Model analysis of local oxygen delivery with liposome-encapsulated hemoglobin

Liposome-encapsulated hemoglobins (LHs) are comparable to red blood cells (RBCs) in terms of oxygen (O2)-carrying capacity. The smaller particle size of LHs than of platelets allows their homogeneous dispersion in circulating plasma. In this study, we evaluated the effect of LH transfusion on arterial O2 delivery through vascular trees by simulation.
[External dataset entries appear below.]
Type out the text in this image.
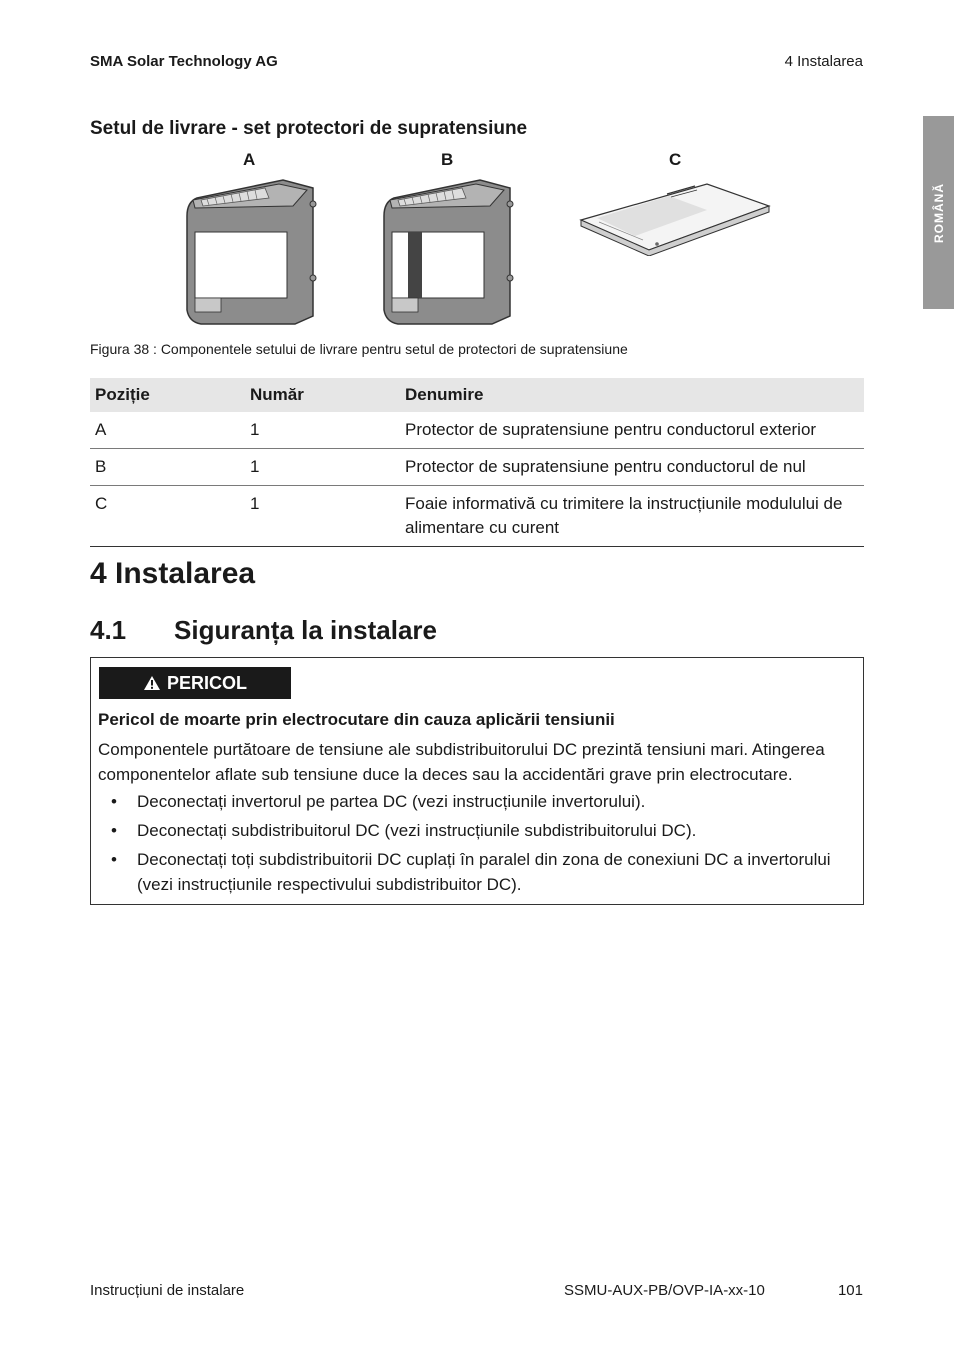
SMA Solar Technology AG	4 Instalarea
ROMÂNĂ
Setul de livrare - set protectori de supratensiune
A	B	C
Figura 38 : Componentele setului de livrare pentru setul de protectori de supratensiune
Poziție	Număr	Denumire
A	1	Protector de supratensiune pentru conductorul exterior
B	1	Protector de supratensiune pentru conductorul de nul
C	1	Foaie informativă cu trimitere la instrucțiunile modulului de alimentare cu curent
4 Instalarea
4.1 Siguranța la instalare
PERICOL
Pericol de moarte prin electrocutare din cauza aplicării tensiunii
Componentele purtătoare de tensiune ale subdistribuitorului DC prezintă tensiuni mari. Atingerea componentelor aflate sub tensiune duce la deces sau la accidentări grave prin electrocutare.
• Deconectați invertorul pe partea DC (vezi instrucțiunile invertorului).
• Deconectați subdistribuitorul DC (vezi instrucțiunile subdistribuitorului DC).
• Deconectați toți subdistribuitorii DC cuplați în paralel din zona de conexiuni DC a invertorului (vezi instrucțiunile respectivului subdistribuitor DC).
Instrucțiuni de instalare	SSMU-AUX-PB/OVP-IA-xx-10	101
A mathematical model was established on the basis of the coronary arterial anatomy, the conservation of flow and RBC flux, and Poiseuille’s law. The Fåhraeus-Lindqvist, Fåhraeus, and phase separation effects were considered in the model. By assuming steady perfusion, the arterial flow and O2 delivery were calculated for five model trees undergoing the isovolumic replacement of RBCs (0.3 mg hemoglobin (Hb)/mL) with LHs (0.2 mg Hb/mL) or a plasma volume expander (PVE). The RBC–LH exchange increased both the total flow and the total O2 flux but had almost no effect on the relative distribution of O2 flux. In contrast, the RBC–PVE exchange decreased the total O2 flux and increased the proportion of regions receiving a relatively low O2 supply. Thus, LH transfusion may compensate for an enhanced bias in RBC-associated O2 flux under hemodilution and is expected to be beneficial for both total and local O2 delivery.